I’ve often said that boxing is like old money, it carries down from generation to generation. The history of the sport has so many stories to tell. The sport has so many scenes to see. The problem is the new stories haven’t been told. In today’s climate, the stories of retreads are the ones that are spoken from the sport’s mouth, and frankly, the masses have seemingly developed a deafness of sorts. It is the retreaded talk that has hampered the new blood, and it’s the new bloods that are finding their tales falling on its share of hearing impaired ears. It’s this ignorance that has made the new age of fighters have to fight in what seems like two bouts instead of one.

The fact is, skills, wills and drama are all the ingredients of a classic fight. Take wills, skills, drama and a dash of controversy, then you have all of the ingredients of a dish that fight fans will definitely hold their plates out to request another helping. Just like Ali vs. Frazier, Gatti vs. Ward, Zale vs. Graziano, Morales vs. Barrera, etc., Vazquez vs.
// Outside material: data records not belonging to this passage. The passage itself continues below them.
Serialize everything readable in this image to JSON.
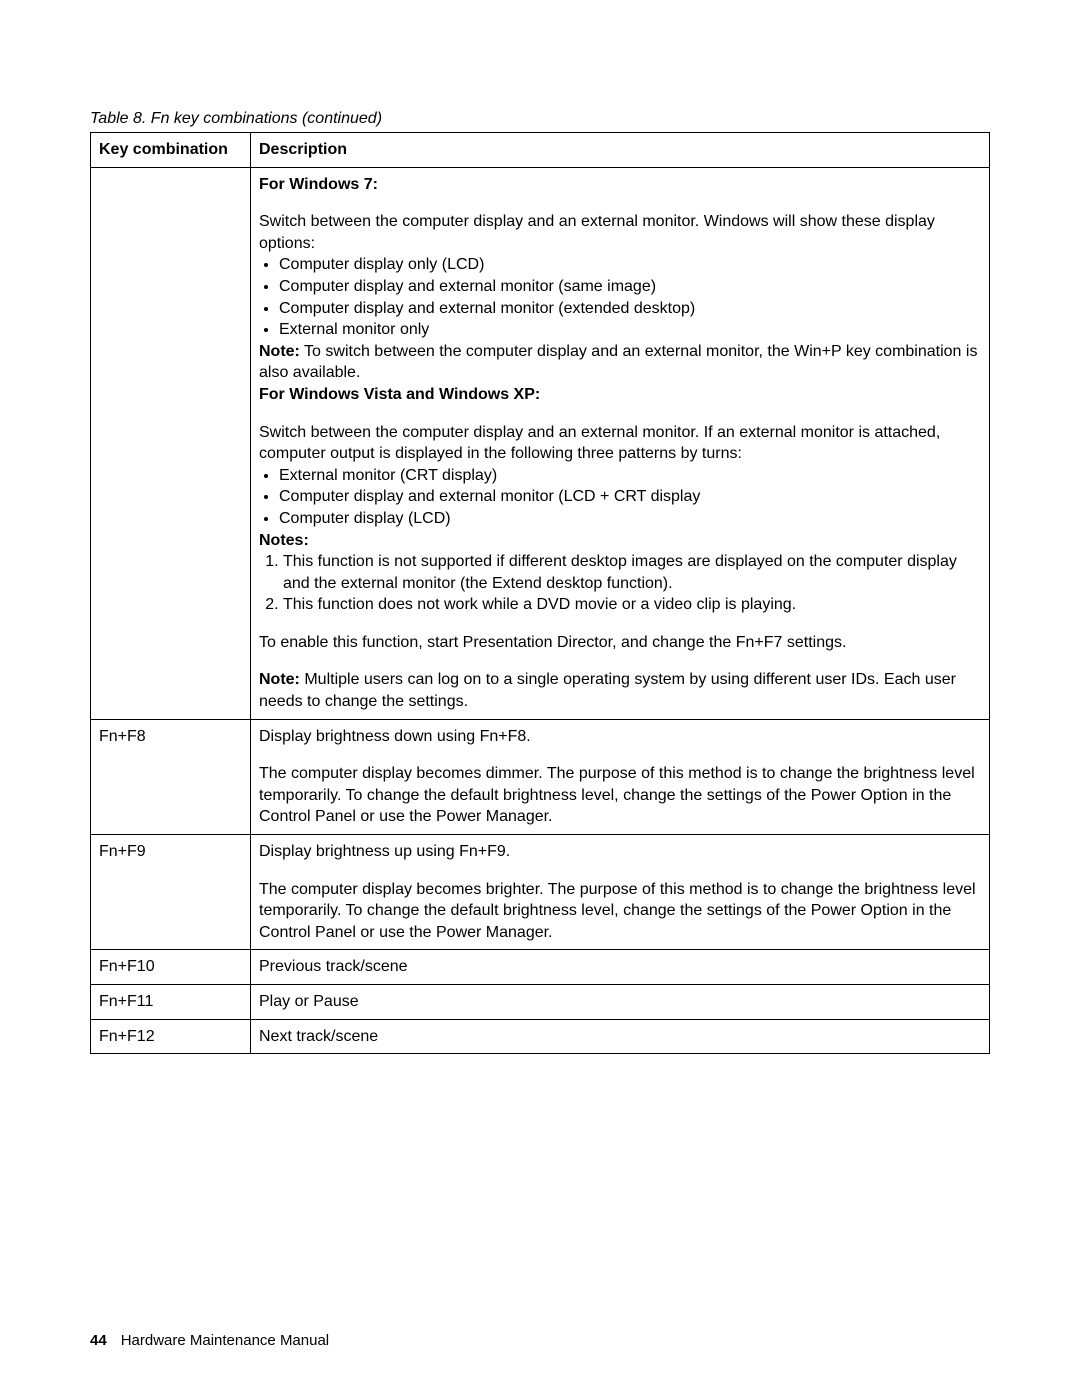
{
  "caption": "Table 8.  Fn key combinations (continued)",
  "header": {
    "col1": "Key combination",
    "col2": "Description"
  },
  "row1": {
    "key": "",
    "h1": "For Windows 7:",
    "p1": "Switch between the computer display and an external monitor. Windows will show these display options:",
    "b1": "Computer display only (LCD)",
    "b2": "Computer display and external monitor (same image)",
    "b3": "Computer display and external monitor (extended desktop)",
    "b4": "External monitor only",
    "note1_label": "Note:",
    "note1_text": " To switch between the computer display and an external monitor, the Win+P key combination is also available.",
    "h2": "For Windows Vista and Windows XP:",
    "p2": "Switch between the computer display and an external monitor. If an external monitor is attached, computer output is displayed in the following three patterns by turns:",
    "b5": "External monitor (CRT display)",
    "b6": "Computer display and external monitor (LCD + CRT display",
    "b7": "Computer display (LCD)",
    "notes_label": "Notes:",
    "n1": "This function is not supported if different desktop images are displayed on the computer display and the external monitor (the Extend desktop function).",
    "n2": "This function does not work while a DVD movie or a video clip is playing.",
    "p3": "To enable this function, start Presentation Director, and change the Fn+F7 settings.",
    "note2_label": "Note:",
    "note2_text": " Multiple users can log on to a single operating system by using different user IDs. Each user needs to change the settings."
  },
  "row2": {
    "key": "Fn+F8",
    "p1": "Display brightness down using Fn+F8.",
    "p2": "The computer display becomes dimmer. The purpose of this method is to change the brightness level temporarily. To change the default brightness level, change the settings of the Power Option in the Control Panel or use the Power Manager."
  },
  "row3": {
    "key": "Fn+F9",
    "p1": "Display brightness up using Fn+F9.",
    "p2": "The computer display becomes brighter. The purpose of this method is to change the brightness level temporarily. To change the default brightness level, change the settings of the Power Option in the Control Panel or use the Power Manager."
  },
  "row4": {
    "key": "Fn+F10",
    "desc": "Previous track/scene"
  },
  "row5": {
    "key": "Fn+F11",
    "desc": "Play or Pause"
  },
  "row6": {
    "key": "Fn+F12",
    "desc": "Next track/scene"
  },
  "footer": {
    "page": "44",
    "title": "Hardware Maintenance Manual"
  }
}
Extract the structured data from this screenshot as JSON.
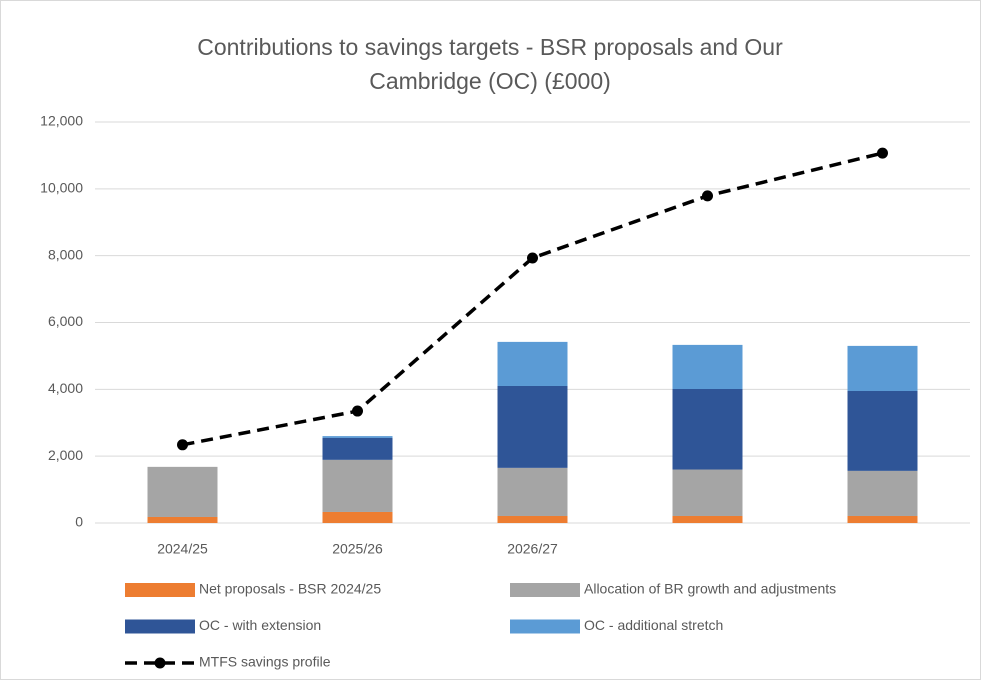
{
  "chart_data": {
    "type": "bar",
    "stacked": true,
    "title": "Contributions to savings targets - BSR proposals and Our Cambridge (OC) (£000)",
    "categories": [
      "2024/25",
      "2025/26",
      "2026/27",
      null,
      null
    ],
    "series": [
      {
        "name": "Net proposals - BSR 2024/25",
        "color": "#ed7d31",
        "values": [
          180,
          330,
          210,
          210,
          210
        ]
      },
      {
        "name": "Allocation of BR growth and adjustments",
        "color": "#a5a5a5",
        "values": [
          1500,
          1560,
          1440,
          1390,
          1350
        ]
      },
      {
        "name": "OC - with extension",
        "color": "#2f5597",
        "values": [
          0,
          655,
          2450,
          2410,
          2390
        ]
      },
      {
        "name": "OC - additional stretch",
        "color": "#5b9bd5",
        "values": [
          0,
          55,
          1320,
          1320,
          1350
        ]
      },
      {
        "name": "MTFS savings profile",
        "color": "#000000",
        "type": "line",
        "values": [
          2340,
          3350,
          7930,
          9790,
          11070
        ]
      }
    ],
    "ylim": [
      0,
      12000
    ],
    "yticks": [
      0,
      {
        "value": 2000,
        "label": "2,000"
      },
      {
        "value": 4000,
        "label": "4,000"
      },
      {
        "value": 6000,
        "label": "6,000"
      },
      {
        "value": 8000,
        "label": "8,000"
      },
      {
        "value": 10000,
        "label": "10,000"
      },
      {
        "value": 12000,
        "label": "12,000"
      }
    ],
    "grid": true,
    "legend": "bottom"
  }
}
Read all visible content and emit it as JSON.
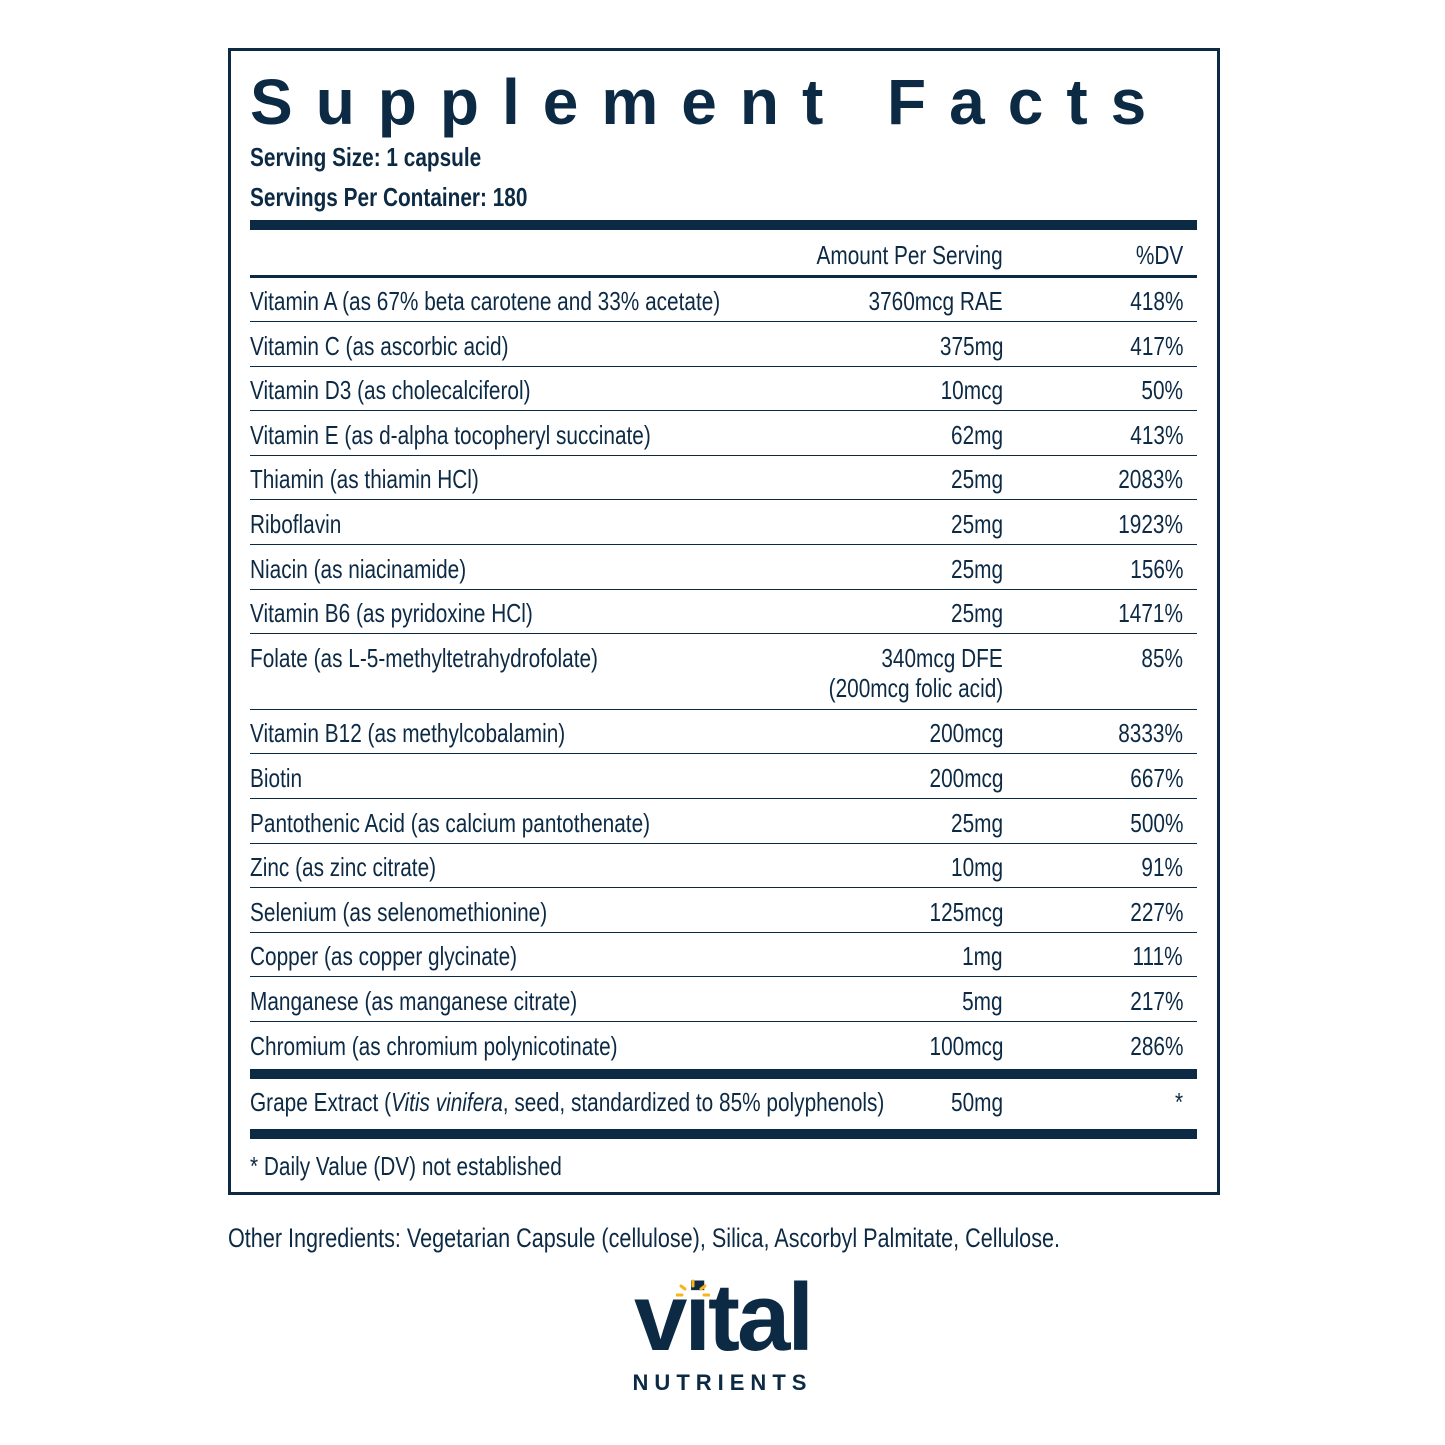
{
  "header": {
    "title": "Supplement Facts",
    "serving_size": "Serving Size: 1 capsule",
    "servings_per_container": "Servings Per Container: 180"
  },
  "table": {
    "columns": [
      "Amount Per Serving",
      "%DV"
    ],
    "rows": [
      {
        "name": "Vitamin A (as 67% beta carotene and 33% acetate)",
        "amount": "3760mcg RAE",
        "dv": "418%"
      },
      {
        "name": "Vitamin C (as ascorbic acid)",
        "amount": "375mg",
        "dv": "417%"
      },
      {
        "name": "Vitamin D3 (as cholecalciferol)",
        "amount": "10mcg",
        "dv": "50%"
      },
      {
        "name": "Vitamin E (as d-alpha tocopheryl succinate)",
        "amount": "62mg",
        "dv": "413%"
      },
      {
        "name": "Thiamin (as thiamin HCl)",
        "amount": "25mg",
        "dv": "2083%"
      },
      {
        "name": "Riboflavin",
        "amount": "25mg",
        "dv": "1923%"
      },
      {
        "name": "Niacin (as niacinamide)",
        "amount": "25mg",
        "dv": "156%"
      },
      {
        "name": "Vitamin B6 (as pyridoxine HCl)",
        "amount": "25mg",
        "dv": "1471%"
      },
      {
        "name": "Folate (as L-5-methyltetrahydrofolate)",
        "amount": "340mcg DFE",
        "amount_note": "(200mcg folic acid)",
        "dv": "85%"
      },
      {
        "name": "Vitamin B12 (as methylcobalamin)",
        "amount": "200mcg",
        "dv": "8333%"
      },
      {
        "name": "Biotin",
        "amount": "200mcg",
        "dv": "667%"
      },
      {
        "name": "Pantothenic Acid (as calcium pantothenate)",
        "amount": "25mg",
        "dv": "500%"
      },
      {
        "name": "Zinc (as zinc citrate)",
        "amount": "10mg",
        "dv": "91%"
      },
      {
        "name": "Selenium (as selenomethionine)",
        "amount": "125mcg",
        "dv": "227%"
      },
      {
        "name": "Copper (as copper glycinate)",
        "amount": "1mg",
        "dv": "111%"
      },
      {
        "name": "Manganese (as manganese citrate)",
        "amount": "5mg",
        "dv": "217%"
      },
      {
        "name": "Chromium (as chromium polynicotinate)",
        "amount": "100mcg",
        "dv": "286%"
      }
    ],
    "extra_row": {
      "name_before": "Grape Extract (",
      "name_italic": "Vitis vinifera",
      "name_after": ", seed, standardized to 85% polyphenols)",
      "amount": "50mg",
      "dv": "*"
    },
    "footnote": "* Daily Value (DV) not established"
  },
  "other_ingredients": "Other Ingredients: Vegetarian Capsule (cellulose), Silica, Ascorbyl Palmitate, Cellulose.",
  "brand": {
    "name": "vital",
    "tagline": "NUTRIENTS"
  }
}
Marquez have added their names to that list of rivalries that, if those who have chosen to abandon the sport takes the time to witness, will surely be captured like they were in yesteryear.

Exciting bouts like Miguel Cotto vs. Zab Judah, Vic Darchinyan vs. Nonito Donaire and the aforementioned Vazquez vs. Marquez wars, proves that the fight game is live and punching. Add future bouts like Cotto vs. Shane Mosley, Floyd Mayweather Jr. vs. Ricky Hatton, Jermain Taylor vs. Kelly Pavlik and the much American slept on bout between European world champions, Joe Calzaghe vs. Mikkel Kessler, and there is excitement galore.  

I’ve worked hands-on within the sports of boxing and MMA, and both definitely have their place in the sports realm. And maybe I’m in the minority, but I look at both boxing and MMA like I look at baseball, football and basketball; those sport are played with balls, but are very different sports. Boxing and MMA may have their similarities, but both are very different sports as well. I think the contrasts are just as many as the comparisons.

Bouts like Liddell vs. Jackson, Shamrock vs. Ortiz, Ortiz vs. Liddell, Shamrock vs. Gracie, etc. are all bouts that have made names for these combatants. These and others from the MMA world deserve the credit that they receive, but to not put classics like the aforementioned boxing bouts on that deserving pedestal, then it makes me wonder who are the ones getting hit, the fighters or the fans, because some of those fans seem to suffer from cases of dementia.

Staying on the hip hop tip, I must quote another legendary emcee…this time it’s from KRS-ONE. The Bronx rapper said in his 1997 hit, Step into a world, “I’m not saying I’m #1…Um, I’m sorry I lied…I’m # one, two, three, four and five”. For those who think that the boxing game has fell off, open your eyes and you’ll clearly see there is no need to lie, it is still the best sport out there.